沖端地区まちなみ・街路整備(福岡県柳川市)
Okinohata District Townscape and Street Improvement in Yanagawa City












柳川市は水郷として知られ、市内を巡る掘割を「どんこ船」に揺られながら進む「川下り」は歴史ある舟遊びとして観光の目玉となっている。特に西鉄柳川駅周辺の下百町乗下船場から沖端地区までの川下りは多くの観光客で賑わう主要なコースとなっている。
沖端地区は柳川市の西側に位置し、船溜まりを中心に形成された漁村集落であり、川下り途中の掘割沿いには、市木に制定されている柳(やなぎ)が緑豊かな水辺の景観を作り出している。同地区には、歴史的構造物(主な観光資源)として「沖端水天宮」や「北原白秋生家」「御花」がある。「沖端水天宮」では、夏場に増加する水難事故の防止を祈願して毎年5 月上旬に「沖端水天宮祭」が催され、11 月には北原白秋を偲び、柳川市内の掘割で水上パレードを行う「白秋生誕祭」、節句の時期には、柳川市の伝統行事「柳川ひな祭りさげもんめぐり」も開催される。また掘割沿いには古くから階段状の「汲水場」が多く存在し、柳川市民の生活に密着した、愛着ある水辺空間といえる。

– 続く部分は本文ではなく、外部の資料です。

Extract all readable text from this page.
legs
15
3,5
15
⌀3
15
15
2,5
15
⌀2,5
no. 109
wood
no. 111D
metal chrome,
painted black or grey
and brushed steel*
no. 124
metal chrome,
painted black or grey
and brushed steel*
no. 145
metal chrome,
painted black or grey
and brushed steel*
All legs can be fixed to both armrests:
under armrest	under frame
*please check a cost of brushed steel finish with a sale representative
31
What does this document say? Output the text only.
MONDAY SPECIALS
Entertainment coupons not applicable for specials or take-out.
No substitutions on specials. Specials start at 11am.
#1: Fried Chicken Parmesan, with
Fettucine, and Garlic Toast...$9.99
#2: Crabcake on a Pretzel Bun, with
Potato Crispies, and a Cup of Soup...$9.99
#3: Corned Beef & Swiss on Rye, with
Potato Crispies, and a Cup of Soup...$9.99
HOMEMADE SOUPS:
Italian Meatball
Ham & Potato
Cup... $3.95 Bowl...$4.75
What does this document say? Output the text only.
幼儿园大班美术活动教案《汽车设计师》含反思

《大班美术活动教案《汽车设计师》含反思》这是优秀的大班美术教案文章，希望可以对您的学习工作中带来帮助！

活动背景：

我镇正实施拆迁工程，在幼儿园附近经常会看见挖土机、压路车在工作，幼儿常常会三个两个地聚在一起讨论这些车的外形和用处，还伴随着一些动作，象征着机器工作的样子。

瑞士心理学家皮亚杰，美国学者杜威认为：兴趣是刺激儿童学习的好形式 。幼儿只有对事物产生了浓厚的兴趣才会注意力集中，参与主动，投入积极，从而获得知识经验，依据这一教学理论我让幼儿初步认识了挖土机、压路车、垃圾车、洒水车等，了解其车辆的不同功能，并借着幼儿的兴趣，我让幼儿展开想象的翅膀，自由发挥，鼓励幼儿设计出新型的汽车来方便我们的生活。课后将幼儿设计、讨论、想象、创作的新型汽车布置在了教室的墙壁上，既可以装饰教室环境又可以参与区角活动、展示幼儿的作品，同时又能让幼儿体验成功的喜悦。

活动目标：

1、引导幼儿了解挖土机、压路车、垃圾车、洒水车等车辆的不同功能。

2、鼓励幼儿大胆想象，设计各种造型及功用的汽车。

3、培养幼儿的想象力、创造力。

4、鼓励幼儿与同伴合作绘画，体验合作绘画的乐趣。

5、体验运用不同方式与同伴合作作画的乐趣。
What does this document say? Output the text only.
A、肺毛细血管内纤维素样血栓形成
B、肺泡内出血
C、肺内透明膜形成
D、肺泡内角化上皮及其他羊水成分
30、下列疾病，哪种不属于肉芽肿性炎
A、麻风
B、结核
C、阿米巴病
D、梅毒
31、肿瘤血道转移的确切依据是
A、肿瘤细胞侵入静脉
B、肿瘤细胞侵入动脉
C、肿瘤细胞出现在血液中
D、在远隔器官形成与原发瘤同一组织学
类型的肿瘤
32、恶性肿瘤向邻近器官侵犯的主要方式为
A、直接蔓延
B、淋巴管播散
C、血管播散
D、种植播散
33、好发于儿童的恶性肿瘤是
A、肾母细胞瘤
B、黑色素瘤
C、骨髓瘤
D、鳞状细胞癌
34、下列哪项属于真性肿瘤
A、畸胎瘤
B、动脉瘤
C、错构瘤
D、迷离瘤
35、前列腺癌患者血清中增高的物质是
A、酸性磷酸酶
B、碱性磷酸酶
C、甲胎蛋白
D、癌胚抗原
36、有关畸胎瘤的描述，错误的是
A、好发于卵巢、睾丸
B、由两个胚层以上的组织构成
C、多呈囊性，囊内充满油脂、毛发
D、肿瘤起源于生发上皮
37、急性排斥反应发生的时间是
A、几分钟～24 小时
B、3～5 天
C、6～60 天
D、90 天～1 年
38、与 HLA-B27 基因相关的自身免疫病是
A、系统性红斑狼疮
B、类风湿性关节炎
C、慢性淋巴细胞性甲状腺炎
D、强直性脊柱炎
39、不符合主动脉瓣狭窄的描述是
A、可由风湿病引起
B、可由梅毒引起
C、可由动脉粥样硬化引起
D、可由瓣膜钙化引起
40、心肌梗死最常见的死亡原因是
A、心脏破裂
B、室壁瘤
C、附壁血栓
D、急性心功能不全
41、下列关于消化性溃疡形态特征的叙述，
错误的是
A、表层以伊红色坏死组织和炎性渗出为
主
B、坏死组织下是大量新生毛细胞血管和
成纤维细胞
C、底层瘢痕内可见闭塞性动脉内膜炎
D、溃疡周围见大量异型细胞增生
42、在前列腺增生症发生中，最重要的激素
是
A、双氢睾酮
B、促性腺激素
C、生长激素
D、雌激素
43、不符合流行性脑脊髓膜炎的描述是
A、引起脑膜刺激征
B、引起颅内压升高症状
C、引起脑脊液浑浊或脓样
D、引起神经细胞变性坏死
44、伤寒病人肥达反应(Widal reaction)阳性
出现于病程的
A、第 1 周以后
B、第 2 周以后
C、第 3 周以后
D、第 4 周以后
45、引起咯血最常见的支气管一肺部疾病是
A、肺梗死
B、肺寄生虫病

沖端地区では2016年からの3年間で「沖端まちなみワークショップ」が15回開催されており、沖端地区の現状と課題について地元住民との協議が進められてきた。その中で、最初に行われたのが、具体的な「場づくり」に関するものであった。これを受け、夕涼みや町並み交流など、持ち運び可能な簡易ベンチ(縁台)を指す「バンコ(九州筑後地方の古くからの方言)」を実際に制作、設置するワークショップや社会実験が行われた。
そうした経緯を踏まえ、2019年から「沖端水天宮周辺地区デザイン検討会議(基本設計)」が、その後段階的に「沖端水天宮周辺地区設計ワーキンググループ(詳細設計)」が発足された。ここでは掘割の改修に合わせたデザイン提案として、道路と掘割空間の一体性を考慮しつつ「昔あったとされる汲水場の再生」や道路を一方通行化して歩道を広げ、掘割沿いに「利活用空間」を設ける用途変更等の提案がなされた。その他、掘割沿いの歩車道の舗装や照明計画等の細部にわたり、協議ならびに設計案の調整検討を進め、高尾忠志氏(地域力創造デザインセンター)や南雲勝志氏(ナグモデザイン)他の各専門家や学識経験者との連携により現在も整備が進められている。
当研究室は上記2016年「沖端まちなみワークショップ」から参画し、その後、2019年以降の基本設計の「検討会議」、詳細設計の「設計ワーキンググループ」においてもアドバイザーとして参画し、現在は施工現場におけるデザイン監理に従事している。本プロジェクトの完成は2026年度中の予定であり、これまで同様、最後まで精力的に取り組んでいく所存である。